A scalable device-less biomaterial approach for subcutaneous islet transplantation

Abstract The subcutaneous space has been shown to be a suitable site for islet transplantation, however an abundance of islets is required to achieve normoglycemia, often requiring multiple donors. The loss of islets is due to the hypoxic conditions islets experience during revascularization, resulting in apoptosis. Therefore, to reduce the therapeutic dosage required to achieve normoglycemia, pre-vascularization of the subcutaneous space has been pursued.

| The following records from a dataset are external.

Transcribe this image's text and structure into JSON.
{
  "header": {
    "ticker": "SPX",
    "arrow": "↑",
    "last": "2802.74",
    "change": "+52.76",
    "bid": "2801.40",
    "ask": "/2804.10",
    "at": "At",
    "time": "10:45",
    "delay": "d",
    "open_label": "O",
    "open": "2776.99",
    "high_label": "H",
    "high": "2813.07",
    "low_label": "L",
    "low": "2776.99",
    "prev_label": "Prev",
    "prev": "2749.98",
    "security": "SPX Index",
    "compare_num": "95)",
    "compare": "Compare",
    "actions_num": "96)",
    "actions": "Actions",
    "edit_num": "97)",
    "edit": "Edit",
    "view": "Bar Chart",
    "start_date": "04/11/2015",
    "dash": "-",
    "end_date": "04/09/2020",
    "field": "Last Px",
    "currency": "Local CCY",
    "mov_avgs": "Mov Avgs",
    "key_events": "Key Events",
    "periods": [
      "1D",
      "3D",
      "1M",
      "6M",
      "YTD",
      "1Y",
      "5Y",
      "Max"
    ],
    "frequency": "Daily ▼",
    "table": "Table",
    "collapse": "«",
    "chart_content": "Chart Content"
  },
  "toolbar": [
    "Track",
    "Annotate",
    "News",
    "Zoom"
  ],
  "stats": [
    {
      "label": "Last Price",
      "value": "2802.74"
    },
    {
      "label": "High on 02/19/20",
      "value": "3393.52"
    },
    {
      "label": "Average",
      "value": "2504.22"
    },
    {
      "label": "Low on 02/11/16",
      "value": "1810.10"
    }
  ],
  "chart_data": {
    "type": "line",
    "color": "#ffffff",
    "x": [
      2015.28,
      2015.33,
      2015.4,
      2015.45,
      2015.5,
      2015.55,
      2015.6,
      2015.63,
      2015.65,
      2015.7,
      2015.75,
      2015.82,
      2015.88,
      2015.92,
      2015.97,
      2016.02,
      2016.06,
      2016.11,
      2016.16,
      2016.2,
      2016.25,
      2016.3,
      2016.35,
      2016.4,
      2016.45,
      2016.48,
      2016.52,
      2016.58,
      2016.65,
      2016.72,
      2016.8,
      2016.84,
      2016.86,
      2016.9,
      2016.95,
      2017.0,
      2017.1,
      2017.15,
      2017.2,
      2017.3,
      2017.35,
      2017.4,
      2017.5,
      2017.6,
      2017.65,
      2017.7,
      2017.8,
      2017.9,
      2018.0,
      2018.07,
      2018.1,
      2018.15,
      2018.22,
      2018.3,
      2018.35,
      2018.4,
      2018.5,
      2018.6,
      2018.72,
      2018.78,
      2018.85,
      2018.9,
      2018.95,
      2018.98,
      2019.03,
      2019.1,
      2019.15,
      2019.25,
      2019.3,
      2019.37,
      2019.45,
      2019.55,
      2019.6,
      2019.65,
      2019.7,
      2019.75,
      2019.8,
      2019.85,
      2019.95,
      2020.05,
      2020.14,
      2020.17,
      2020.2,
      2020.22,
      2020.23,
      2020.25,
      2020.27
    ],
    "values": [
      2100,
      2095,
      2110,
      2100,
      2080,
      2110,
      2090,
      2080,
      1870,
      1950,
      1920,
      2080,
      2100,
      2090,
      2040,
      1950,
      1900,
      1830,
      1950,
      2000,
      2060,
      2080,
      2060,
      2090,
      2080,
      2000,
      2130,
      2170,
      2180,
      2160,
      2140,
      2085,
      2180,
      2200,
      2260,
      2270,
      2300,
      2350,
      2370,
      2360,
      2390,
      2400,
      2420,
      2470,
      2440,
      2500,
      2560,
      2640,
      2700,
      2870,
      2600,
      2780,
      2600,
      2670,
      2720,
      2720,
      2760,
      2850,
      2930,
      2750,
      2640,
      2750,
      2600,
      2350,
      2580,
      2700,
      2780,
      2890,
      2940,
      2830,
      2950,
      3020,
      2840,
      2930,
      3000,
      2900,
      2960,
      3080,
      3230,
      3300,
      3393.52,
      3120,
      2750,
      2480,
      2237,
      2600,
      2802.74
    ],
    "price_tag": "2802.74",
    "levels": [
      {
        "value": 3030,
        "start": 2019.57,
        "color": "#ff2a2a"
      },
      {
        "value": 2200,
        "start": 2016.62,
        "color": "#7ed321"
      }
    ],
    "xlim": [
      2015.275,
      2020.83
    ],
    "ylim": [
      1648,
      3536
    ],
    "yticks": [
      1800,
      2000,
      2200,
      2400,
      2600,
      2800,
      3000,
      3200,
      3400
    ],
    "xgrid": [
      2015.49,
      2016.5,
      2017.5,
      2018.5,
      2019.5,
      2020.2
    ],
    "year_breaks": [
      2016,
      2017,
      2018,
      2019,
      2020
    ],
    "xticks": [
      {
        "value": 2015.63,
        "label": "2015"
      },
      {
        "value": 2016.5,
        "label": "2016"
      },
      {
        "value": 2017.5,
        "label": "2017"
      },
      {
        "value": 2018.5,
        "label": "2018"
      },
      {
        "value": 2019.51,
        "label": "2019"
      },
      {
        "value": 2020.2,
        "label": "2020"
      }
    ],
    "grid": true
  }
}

In this study, we highlight a biomaterial-based approach using a methacrylic acid copolymer coating to generate a robust pre-vascularized subcutaneous cavity for islet transplantation. We also devised a simple, but not-trivial, procedure for filling the cavity with an islet suspension in collagen. We show that the pre-vascularized site can support a marginal mass of islets to rapidly return streptozotocin-induced diabetic SCID/bg mice to normoglycemia. Furthermore, immunocompetent Sprague Daley rats remained normoglycemia for up to 70 days until they experienced graft destabilization as they outgrew their implants. This work highlights methacrylic acid-based biomaterials as a suitable pre-vascularization strategy for the subcutaneous space that is scalable and doesn’t require exogenous cells or growth factors. Summary In this study methacrylic acid copolymer coated tubes generated a robust vascular response in the subcutaneous space, which was critical to support islet transplantation in a streptozotocin-induced diabetic mouse model. More importantly, the subcutaneous pre-vascularization approach using this copolymer coating was scalable into a larger allogeneic rat model and returned animals to normoglycemia for up to 70 days. This platform highlights the potential of a scalable biomaterial approach for pre-vascularization of the subcutaneous space in larger animal models.